I lost a friend this year to cancer.  Losing special people is always difficult.   We all lose loved ones along the way.  It never feels fair and it always hurts.  Yet, somewhere in the midst of living, I started to feel guilty.  I started to wonder why I was spared.  Was I living up to my purpose?  Was I using the gifts God gave me to impact others?  Was I doing enough and being enough to justify my existence?  The inequity of it all overwhelmed me.

So here’s the lesson I needed reminded of AGAIN.  I just need to be.  I don’t need to prove my worth or validate my existence.   For a woman who took her job home with her, cried for every student she thought she failed, who measured her worth in the graduation rates of students as well as feedback she received from administrators, students, and coworkers, it’s been a long, hard unlearning.     Truth is, I’m relearning all the time.  As a stay at home mom now, I have to stop worrying that other working moms look at me as though I add no value.  I have to let go of the image I so desperately feel validated me.  If I’m not working, how will people know I’m smart, capable, or creative?  How will they know what I have to offer?  The answer?  Who cares?  Who really cares?  “They” do not matter.

I know this.  I learned this before.  I learned what really mattered after I lost a baby.  I didn’t think I would make it through that dark time of living without Landon.  The experience was too hard and my heart was shattered.  But I got up, albeit slowly.  I learned that I would bounce back and reenter the world.  I would experience joy and happiness again.  But, I had to make that choice.  I chose joy.  I chose faith.
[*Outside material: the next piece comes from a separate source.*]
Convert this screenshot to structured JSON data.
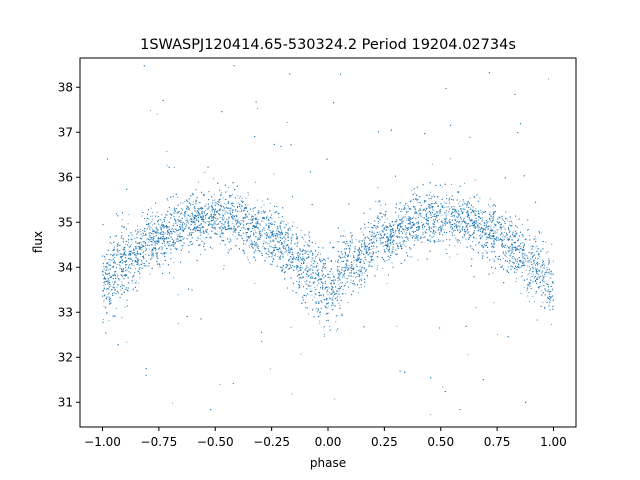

I had it all figured out, right?  Wrong.  I found out I had cancer.  Another life knock-out.  I broke down again and didn’t think I would walk through life as happily.  I was mad at God again.  I thought it would steal all my joy.  But I got back up and found out I was made in strength and love.  Oh, and lots and lots of grace.

I will have bad days and I don’t need to beat myself up over those moments.  I need to keep my eyes focused and my heart soft to all the little, wonderful day to day instances.  I choose to see life through a lens of gratitude.  I will hone in on the splendor of a butterfly, the wonder of a wildflower, the giggle of a child, the excitement of a friend, the smell of coffee brewing, the roar of a rollercoaster, and the gleam in my husband’s eye.  Of course, I will need reminded of this lesson again, no question.  Again and again and again.  Get back up and choose joy.